I Know What You Did Last Math Class

A recent article – “I Know What You Did Last Math Class” by Jan Hoffman in the New York Times, Sunday May 4, ’08 – really grabbed me, and not in a good way. It’s about online programs such as ParentConnect, Edline, PowerSchool that allow parents (and kids, themselves) to monitor grades, attendance, failure to turn in homework and test scores in real time.

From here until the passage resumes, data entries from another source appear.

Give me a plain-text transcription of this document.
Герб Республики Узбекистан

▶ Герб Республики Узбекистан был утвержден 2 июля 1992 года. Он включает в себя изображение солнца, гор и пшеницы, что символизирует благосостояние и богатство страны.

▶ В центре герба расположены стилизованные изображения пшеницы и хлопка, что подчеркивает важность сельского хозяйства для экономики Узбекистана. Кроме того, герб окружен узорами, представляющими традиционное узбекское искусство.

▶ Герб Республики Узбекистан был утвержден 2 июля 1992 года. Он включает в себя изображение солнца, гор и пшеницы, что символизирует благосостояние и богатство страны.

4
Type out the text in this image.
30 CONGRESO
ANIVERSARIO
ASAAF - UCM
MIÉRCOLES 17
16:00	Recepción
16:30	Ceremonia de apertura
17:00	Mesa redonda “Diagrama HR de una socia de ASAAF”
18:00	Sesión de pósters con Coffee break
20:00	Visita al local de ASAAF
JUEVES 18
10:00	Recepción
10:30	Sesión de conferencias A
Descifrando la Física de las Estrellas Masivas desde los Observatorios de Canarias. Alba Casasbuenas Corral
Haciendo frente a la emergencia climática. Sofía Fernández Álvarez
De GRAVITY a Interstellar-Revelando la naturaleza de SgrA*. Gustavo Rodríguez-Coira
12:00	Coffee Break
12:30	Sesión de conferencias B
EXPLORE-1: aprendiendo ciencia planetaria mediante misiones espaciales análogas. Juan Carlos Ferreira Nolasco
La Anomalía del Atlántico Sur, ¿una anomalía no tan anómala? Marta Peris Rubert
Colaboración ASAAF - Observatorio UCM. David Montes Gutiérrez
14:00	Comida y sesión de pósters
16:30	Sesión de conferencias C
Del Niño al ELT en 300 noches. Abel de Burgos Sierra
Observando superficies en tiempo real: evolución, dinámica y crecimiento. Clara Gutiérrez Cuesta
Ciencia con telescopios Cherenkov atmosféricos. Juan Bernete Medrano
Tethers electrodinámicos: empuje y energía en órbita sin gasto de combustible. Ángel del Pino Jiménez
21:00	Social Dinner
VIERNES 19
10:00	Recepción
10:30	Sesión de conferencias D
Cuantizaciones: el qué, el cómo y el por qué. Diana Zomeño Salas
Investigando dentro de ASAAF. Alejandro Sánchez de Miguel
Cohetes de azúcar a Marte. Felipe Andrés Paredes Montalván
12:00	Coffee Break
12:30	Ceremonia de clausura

More and more schools, kindergarten through 12th grade, are making this software available, and more and more parents are using the information to confront their kids about school work on a daily basis.
 
I guess this is a welcome tool for helicopter parents and the ultimate manifestation of our SCAN trend “Parentensity” when it comes to kids and school. It may be on-trend now, but what does it mean for the future?
 
Before I go any further, let me say that I do “get it”; in the right hands this can be an excellent way to guide our children and keep them on track in an ever more competitive world (part of me wishes I had it when my son was in school). And it can empower kids to take control of their school performance as never before. Perhaps some of you have access to this software from your kids’ schools and if you do, I’d love to hear about your experiences with it and how your kids feel about it.
 
I do see the necessity of its role, but it is another way in which technology is changing the daily lives of families in such a fundamental way that the social values of our children will be shaped, in part, by this development. Are we thinking enough about what that might mean?
 
In SCAN, when we do our analysis of generations and their values, we begin by defining all the forces that shaped their growing up years – economic, social, political, technological, cultural. So in thinking about the values of the very next adult generation, we have to factor in the daily possibility of surveillance and being called out on even such mundane missteps as being late for a class. Today’s teens and tweens will enter the workforce, the marketplace, the military, the government and the entertainment industry starting, well, just about tomorrow. What social values will they have about privacy, about authority, about criticism, about child-rearing and parent-child relationships, about the relationship between employer and employee, marketer and consumer?
 
I can’t help but wonder what George Orwell would say? In the book 1984, Big Brother was the government; in the year 2008, it’s beginning to look like mom!